We didn’t get a phone until 1969.  My mother was nervous of them, and didn’t see the need.  As soon as I was working and earning money I insisted on getting a phone installed, and within a fortnight my mother was wondering how we’d ever managed without one.

In those days you had a party line.  This meant you shared the line with at least one other household; if they were using it you couldn’t, and vice versa.  This usually worked out all right, but in 1988 I found that the party line household were deliberately leaving their phone “off the hook” so that I couldn’t use the line.  Whenever I picked up, there was the sound of their domesticity; I shouted, I even blew a whistle, but they were obviously enjoying it.  It took days before the phone company could do anything about it.

I started getting obscene phone calls.  Of course, when I dialled 1471, it was “number withheld”.  The crunch came when I got home from work to a long, obscene message on my answerphone, which I had to play before I could delete it.  I asked the phone company to block my line to anonymous calls; they warned me that it could cause problems if institutions like hospitals or the police wanted to call me, but I decided that in case of emergency they could get round it.  I did discover that some people routinely block their number even on innocent phone calls.  I was standing for election once, and a resident was very indignant that he couldn’t phone me without disclosing his number.

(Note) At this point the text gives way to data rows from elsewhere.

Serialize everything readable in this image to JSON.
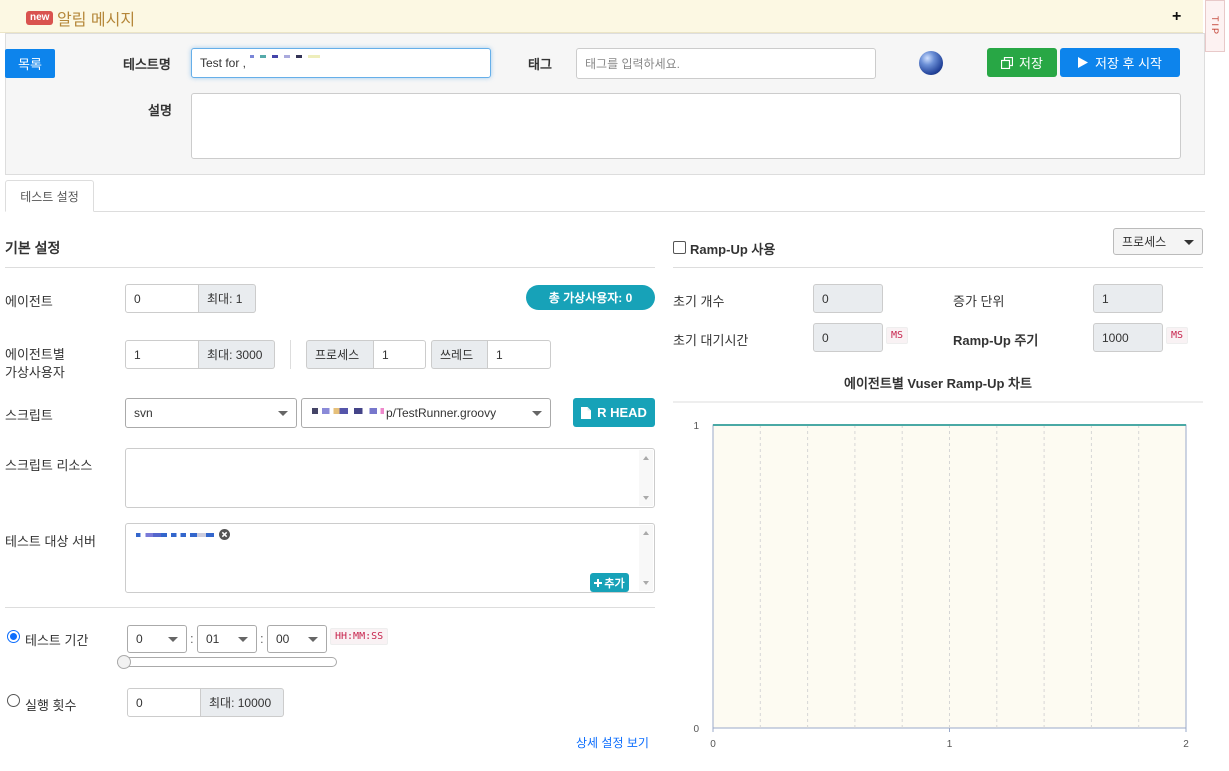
{
  "notice": {
    "badge": "new",
    "title": "알림 메시지",
    "expand": "+"
  },
  "tip": "TIP",
  "header": {
    "list_button": "목록",
    "test_name_label": "테스트명",
    "test_name_value": "Test for ,",
    "tag_label": "태그",
    "tag_placeholder": "태그를 입력하세요.",
    "description_label": "설명",
    "save_button": "저장",
    "save_start_button": "저장 후 시작"
  },
  "tabs": [
    {
      "label": "테스트 설정"
    }
  ],
  "basic": {
    "title": "기본 설정",
    "agent_label": "에이전트",
    "agent_value": "0",
    "agent_max": "최대: 1",
    "total_vusers": "총 가상사용자: 0",
    "vuser_label_1": "에이전트별",
    "vuser_label_2": "가상사용자",
    "vuser_value": "1",
    "vuser_max": "최대: 3000",
    "process_label": "프로세스",
    "process_value": "1",
    "thread_label": "쓰레드",
    "thread_value": "1",
    "script_label": "스크립트",
    "script_repo": "svn",
    "script_file": "p/TestRunner.groovy",
    "rhead_button": "R HEAD",
    "script_resource_label": "스크립트 리소스",
    "target_server_label": "테스트 대상 서버",
    "add_button": "추가",
    "duration_label": "테스트 기간",
    "duration_hours": "0",
    "duration_minutes": "01",
    "duration_seconds": "00",
    "duration_sep": ":",
    "duration_format": "HH:MM:SS",
    "duration_progress": 0,
    "run_count_label": "실행 횟수",
    "run_count_value": "0",
    "run_count_max": "최대: 10000",
    "detail_link": "상세 설정 보기"
  },
  "rampup": {
    "checkbox_label": "Ramp-Up 사용",
    "enabled": false,
    "mode_select": "프로세스",
    "initial_count_label": "초기 개수",
    "initial_count_value": "0",
    "increment_label": "증가 단위",
    "increment_value": "1",
    "initial_wait_label": "초기 대기시간",
    "initial_wait_value": "0",
    "initial_wait_unit": "MS",
    "period_label": "Ramp-Up 주기",
    "period_value": "1000",
    "period_unit": "MS"
  },
  "chart_data": {
    "type": "line",
    "title": "에이전트별 Vuser Ramp-Up 차트",
    "x": [
      0,
      2
    ],
    "series": [
      {
        "values": [
          1,
          1
        ]
      }
    ],
    "xlim": [
      0,
      2
    ],
    "ylim": [
      0,
      1
    ],
    "x_ticks": [
      "0",
      "1",
      "2"
    ],
    "y_ticks": [
      "0",
      "1"
    ],
    "line_color": "#4aa9a5",
    "background": "#fdfbf2",
    "grid": true
  }
}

The next step was to go for TPS.  I was reluctant to do it, but I was getting more and more of those annoying sales calls.  Since going TPS (I don’t know how one expresses that elegantly) I’ve only had a couple of sales calls (including from my own phone provider) and I’ve been able to complain successfully about them.  But there’s one annoyance that even TPS can’t stop; the scam calls from overseas.  Your caller display shows “external call (out of area)”.  If you answer it there will be a short silence and then a female American voice kicks in with, “Congratulations!”  I rarely let it go further than that.  I’ve learned that the quickest way of dealing with it is to press the call button and then immediately press the off button.  But these calls can happen daily, often several times a day, for a week at a time.  Why are we helpless to do anything about them?  Why is it possible for these computerised crooks to cause annoyance, and real distress to vulnerable people, with nothing to stop them?  They must be making enough out of it to make it worthwhile, by inducing people to send money.  Is anything being done to trace them?